Crítica | Mudbound: Lágrimas Sobre o Mississipi

“A Vida é uma professora,
O tempo é quem cura,
E eu tenho fé,
Como os caminhos de um rio selvagem”

– Trecho de Mighty River, por Mary J. Blige.

Quando Mudbound: Lágrimas Sobre o Mississipi foi anunciado, como o projeto de uma diretora negra sobre as raízes de uma América ancestral que poucas pessoas reconhecem, e poucos americanos nativos se deixam recordar, então um mundo desigual e ainda não-industrializado dentro da nação que virou sinônimo de igualdade com o sonho americano e de industrialização pós-segunda guerra, a sensação foi justamente essa, ironia. Indo muito além de seu elenco majoritariamente negro em tempos de choque racial ainda serem uma realidade no governo Trump, abertamente retardatário, mas pelo filme encapsular em meia dúzia de relações um espírito americano de sonho, de coragem e resistência que ainda somos bombardeados por ele através da propaganda de filmes de super-heróis, totalmente políticos, mas que muitos cidadãos da pátria dos “salvadores do mundo” já não conseguem mais senti-lo. O filme, por outro lado, não tenta resgatar essa valorização do amor pela terra, do amor patriótico, mas retrata muitas das agruras que fizeram esse sentimento se espalhar.
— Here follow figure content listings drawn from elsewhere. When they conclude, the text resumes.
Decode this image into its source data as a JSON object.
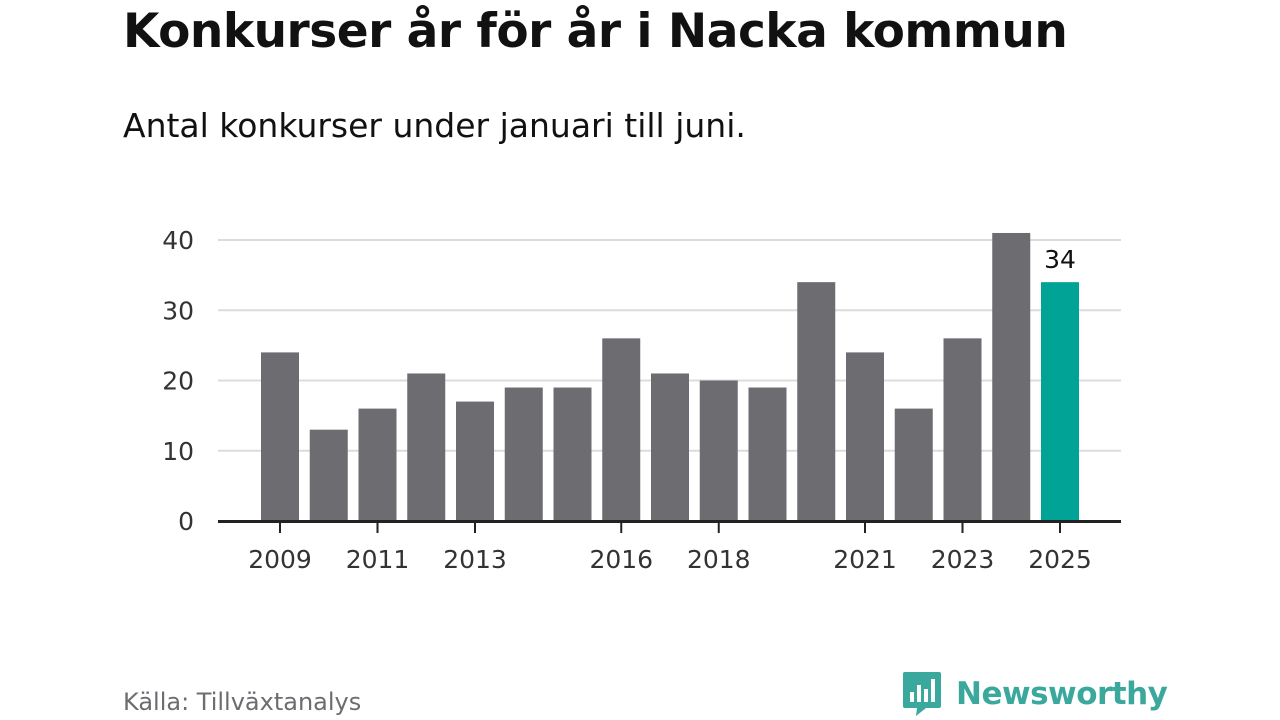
{
  "title": "Konkurser år för år i Nacka kommun",
  "subtitle": "Antal konkurser under januari till juni.",
  "source": "Källa: Tillväxtanalys",
  "brand": {
    "name": "Newsworthy",
    "logo_icon": "bar-chart-bubble-icon",
    "color": "#3aa89c"
  },
  "colors": {
    "bar": "#6d6c71",
    "highlight": "#00a396",
    "grid": "#dcdcdc",
    "axis": "#222222",
    "text": "#333333"
  },
  "chart_data": {
    "type": "bar",
    "title": "Konkurser år för år i Nacka kommun",
    "subtitle": "Antal konkurser under januari till juni.",
    "categories": [
      2009,
      2010,
      2011,
      2012,
      2013,
      2014,
      2015,
      2016,
      2017,
      2018,
      2019,
      2020,
      2021,
      2022,
      2023,
      2024,
      2025
    ],
    "values": [
      24,
      13,
      16,
      21,
      17,
      19,
      19,
      26,
      21,
      20,
      19,
      34,
      24,
      16,
      26,
      41,
      34
    ],
    "x_tick_labels": [
      "2009",
      "2011",
      "2013",
      "2016",
      "2018",
      "2021",
      "2023",
      "2025"
    ],
    "y_ticks": [
      0,
      10,
      20,
      30,
      40
    ],
    "ylim": [
      0,
      40
    ],
    "grid": true,
    "highlight": {
      "category": 2025,
      "label": "34"
    },
    "xlabel": "",
    "ylabel": ""
  }
}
Mas houve um tempo que eles mesmos acreditavam no sonho deles, e claro, já pagavam o preço pelas empreitadas – vezes boas, vezes não. Famílias como a de Laura (Carey Mulligan) e Henry McAllan (Jason Clarke) mudavam espontaneamente para o interior, o famoso sul americano a procura de terra e oportunidade de se juntar uma grana, e como eram brancos, não esperavam o choque com um sentimento local nada abstrato de constante revolta, devido à segregação racial institucionalizada nos Estados Desunidos da época, o choque já enraizado também entre negros e brancos que já dividiam aquelas terras antes, e a própria dureza econômica da vida de quem vivia nas fazendas do Mississipi. Toda essa dificuldade já foi exemplarmente explorada pelo velho mestre John Ford, um dos pilares da trajetória do cinema americano, com clássicos seminais como o famoso Vinhas da Ira (1940) e o magistral Caminho Áspero (1941), ambos sobre a incongruência do lado mais pobre da nação mais rica do mundo, e é justamente a fé que nasce de cenários infelizes como o que observamos neste filme de 2017 que é muito bem representada pela canção “Might River”.

A diretora Dee Rees é americana, sabe e sente muito bem os rincões que resolve vasculhar com um belo trabalho de câmera, evidenciando um ambiente e fazendo-nos sentir o aroma de suas veredas, de suas casas, de sua gente. Ela aqui tem mãos suaves, sabe até muito bem o que faz e não deixa temáticas pesarem muito na tela. Sua cadência e sua valorização do período histórico é devidamente retratada em drama e suspense pontuais, ambientados por uma mise en-scène enxuta que parece resguardar todo aquele povo num tempo suspenso da realidade, como se aquele misto de tensões e dificuldades de uma nação ainda em desenvolvimento estivesse sempre acontecendo, tal um universo paralelo mesmo com dilemas constantes, pois a sensação não vai muito longe disso.

Assim sendo, Mudbound: Lágrimas sobre o Mississipi é a cria mais cinematográfica da Netflix, e que conseguiu chegar ao Oscar com algumas boas e merecidas indicações, fazendo todos olharem para a produção. Um filme cujo recorte nacionalista de uma realidade é mais que puramente contemplativo para com seu povo, com sua terra e sua perspectiva de “mundo”, incitando a reflexão sobre incidentes que ainda persistem a rolar hoje em dia, como a cena de assassinato racista a um negro poupando seu amigo branco, ambos podendo sofrer o mesmo destino devido as condições que ambos se encontravam. Rees opta então por um multiplot inevitavelmente polêmico, contudo manso, seguro e sereno de ricos personagens que, feito um rio, vai curtindo seu fluxo até um belíssimo final.